Should application be made under Chapter 1625, General Statutes, a question will arise that although not discussed in the briefs, we feel it necessary to advert to. The contest over this propery has been before this court in Raulerson v. Peeples, 77 Fla. 207, 81 South. Rep. 271; and Raulerson v. Peeples, 79 Fla. 367, 84 South. Rep. 370. The bill in the instant case admits that the deed through which Peeples claims the property and by virtue of which he went upon and improved it, was null and void, because Minnie May Raulerson and the other plaintiffs in the ejectment suit were the heirs at law of John Raulerson, deceased, and that the premises in question was the homestead of John Raulerson, and his heirs were entitled to the property free from the claim' of creditors.
In the case of Raulerson v. Peeples, supra, this court held: “The land involved in this litigation was exempt from forced sale under process of any court during that period of Raulerson’s lifetime when he lived with his family upon the land as his home. When he died, the land was impressed with the character of a homestead. It inured to the benefit of Raulerson’s widow and heirs.’ It descended to them free of the claims of creditors.” Should *211application to stay the eviction process he made under Chapter 1625, the question will then be presented, whether this land, which is impressed with the character of a homestead, can be subjected to a claim for betterments, consisting of clearing the land, improving the dwelling house, planting orange and grapefruit trees, erecting barns and other outhouses and draining and fencing the land, when the result of a judgment for these* betterments would be 1o subject the homestead property to forced sale to satisfy the judgment?
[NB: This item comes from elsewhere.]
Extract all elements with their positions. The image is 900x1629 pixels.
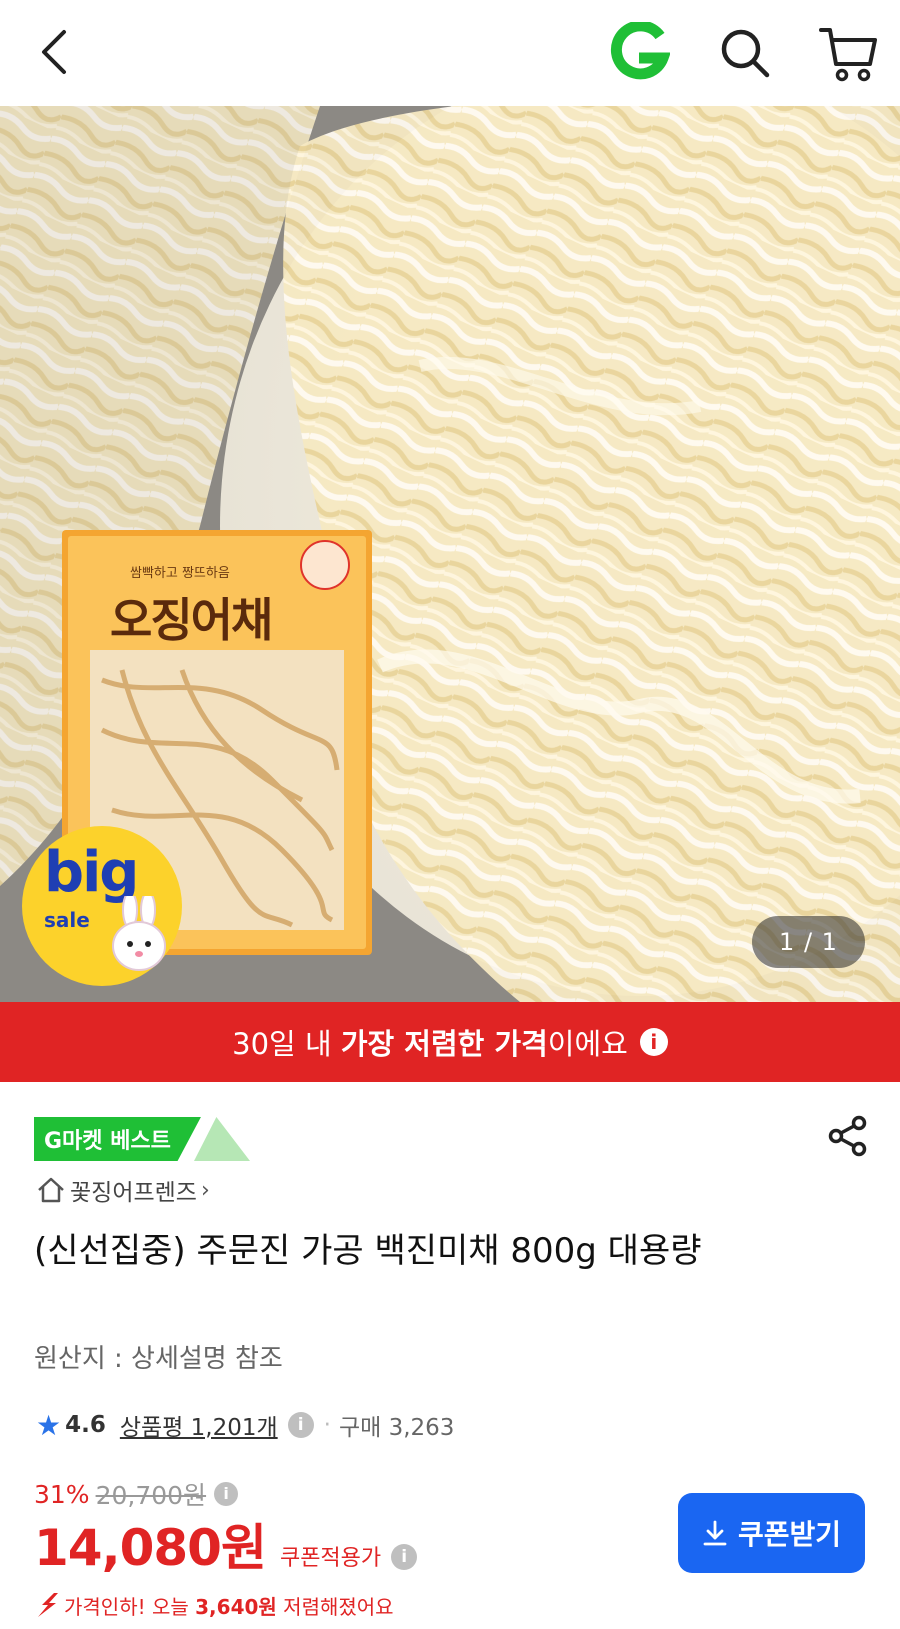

As this question is not presented in the case under consideration, it is not decided; but attention is directed to the case of Hill v. First National Bank of Marianna, 79 Fla. 391, 84 South. Rep. 190, as bearing upon it.
The decrees of the chancellor granting a temporary injunction, overruling the motion to dissolve the injunction, and overruling the demurrer to the bill, are reversed.
Taylor, Whitfield, Ellis and West, J. J., concur.